Nachrichten Juli 2011


UPDATE: Auch ein Deutscher unter den Verletzten in Enschede

Enschede. TM/NOS/rtvoost.nl 08. Juli 2011.

Der gestrige schwere Unfall im Fußballstadion der niederländischen Grenzstadt Enschede, bei dem gegen Mittag ein Teil der Dachkonstruktion eingestürzt war (NiederlandeNet berichtete), fand weltweite Beachtung in den Medien – selbst der US-amerikanische Nachrichtensender CNN brachte die Nachricht auf seiner Internetseite und auch der BBC war es eine Meldung wert. Wie ein Bauarbeiter gestern gegenüber dem niederländischen Nachrichtensender NOS sagte, glich der Einsturz des Daches einem Mikado-Spiel: „Als ob man ein Gefäß mit Trümmern herunterfallen lässt, so ein Geräusch.“  Die Zahl der Opfer wurde unterdessen auf einen Toten und 15 Verletzte angehoben – darunter auch ein Bauarbeiter aus der deutschen Grenzstadt Bocholt. Aktuell befinden sich nach Angaben der NOS noch neun Schwerverletzte im Krankenhaus – einer davon in einem sehr kritischen Zustand, wie Enschedes Bürgermeister Peter den Oudsten am Donnerstagabend in einer Pressekonferenz berichtete.

Vor niederländischen und deutschen Pressevertretern berichteten Den Oudsten und Joop Munsterman, Vorsitzender des Erstligaclubs FC Twente, gegen 19 Uhr über die aktuelle Lage am Unfallort und standen für Fragen bereit. Munsterman erklärte dabei sichtlich angeschlagen, dass sich der gesamte Verein momentan in einer Art Schockzustand befindet. „Das Unglück trifft Twente im tiefsten Herzen. […] Niemand konnte eigentlich glauben, was sich da direkt gegenüber unseren Büros abspielte. So etwas sieht man vielleicht einmal in einem Katastrophenfilm passieren, nicht aber in der Realität. Diesmal war es Realität. Es ist einfach ein Drama.“ Sorgen machte sich Munsterman vor allem um die verletzten Bauarbeiter und wünschte allen angehörigen und Hinterbliebenen der Katastrophe viel Stärke.

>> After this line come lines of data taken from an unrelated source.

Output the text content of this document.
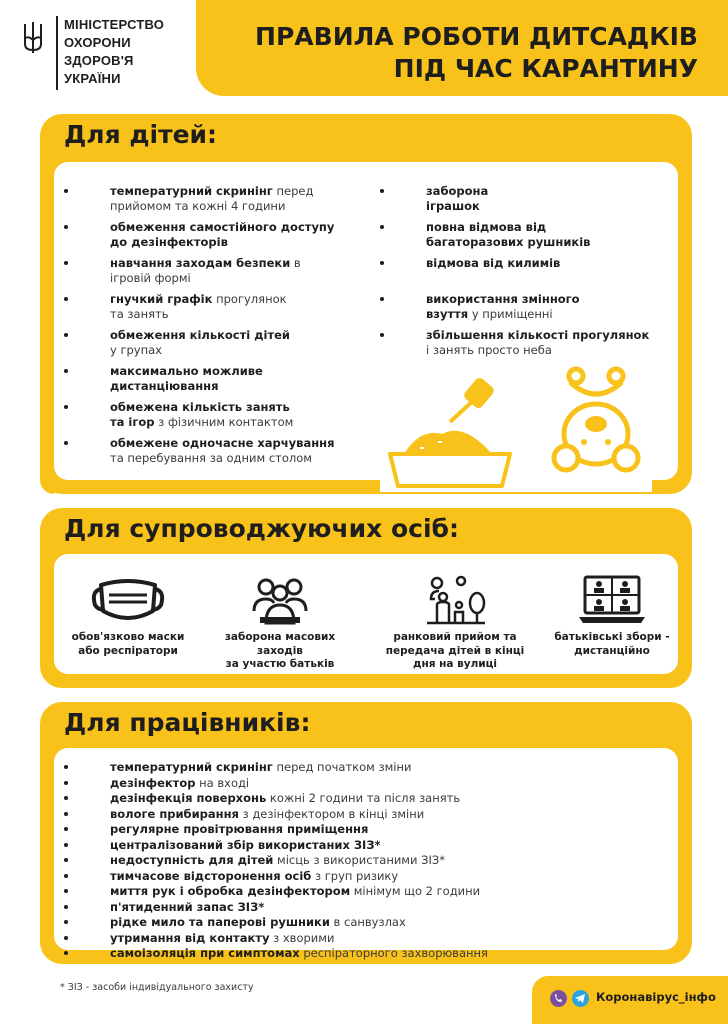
МІНІСТЕРСТВО
ОХОРОНИ
ЗДОРОВ'Я
УКРАЇНИ
ПРАВИЛА РОБОТИ ДИТСАДКІВ
ПІД ЧАС КАРАНТИНУ
Для дітей:
температурний скринінг перед
прийомом та кожні 4 години
обмеження самостійного доступу
до дезінфекторів
навчання заходам безпеки в
ігровій формі
гнучкий графік прогулянок
та занять
обмеження кількості дітей
у групах
максимально можливе
дистанціювання
обмежена кількість занять
та ігор з фізичним контактом
обмежене одночасне харчування
та перебування за одним столом
заборона
іграшок
повна відмова від
багаторазових рушників
відмова від килимів
використання змінного
взуття у приміщенні
збільшення кількості прогулянок
і занять просто неба
Для супроводжуючих осіб:
обов'язково маски
або респіратори
заборона масових заходів
за участю батьків
ранковий прийом та
передача дітей в кінці
дня на вулиці
батьківські збори -
дистанційно
Для працівників:
температурний скринінг перед початком зміни
дезінфектор на вході
дезінфекція поверхонь кожні 2 години та після занять
вологе прибирання з дезінфектором в кінці зміни
регулярне провітрювання приміщення
централізований збір використаних ЗІЗ*
недоступність для дітей місць з використаними ЗІЗ*
тимчасове відсторонення осіб з груп ризику
миття рук і обробка дезінфектором мінімум що 2 години
п'ятиденний запас ЗІЗ*
рідке мило та паперові рушники в санвузлах
утримання від контакту з хворими
самоізоляція при симптомах респіраторного захворювання
* ЗІЗ - засоби індивідуального захисту
Коронавірус_інфо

Der Vorsitzende war zusammen mit dem Pressesprecher des Clubs direkt nach Bekanntwerden des Unglücks nach Enschede zurückgekehrt. Die Mannschaft und Teile der Vereinsführung hatten sich bis dahin im Trainingslager in der Provinz Zeeland befunden, wo am Samstag auch ein Freundschaftsspiel gegen eine regionale Auswahl stattfinden sollte. Dieses Spiel wurde mittlerweile ebenso wie der geplante Tag der offenen Tür am 17. Juli abgesagt und auch die Mannschaft war im Laufe des Nachmittags nach Enschede zurückgekehrt: „Die Spieler wollen sich jetzt nicht weiter mit Positions- und Dreiecksspielen beschäftigen. Sie wollen zurück zum Club“.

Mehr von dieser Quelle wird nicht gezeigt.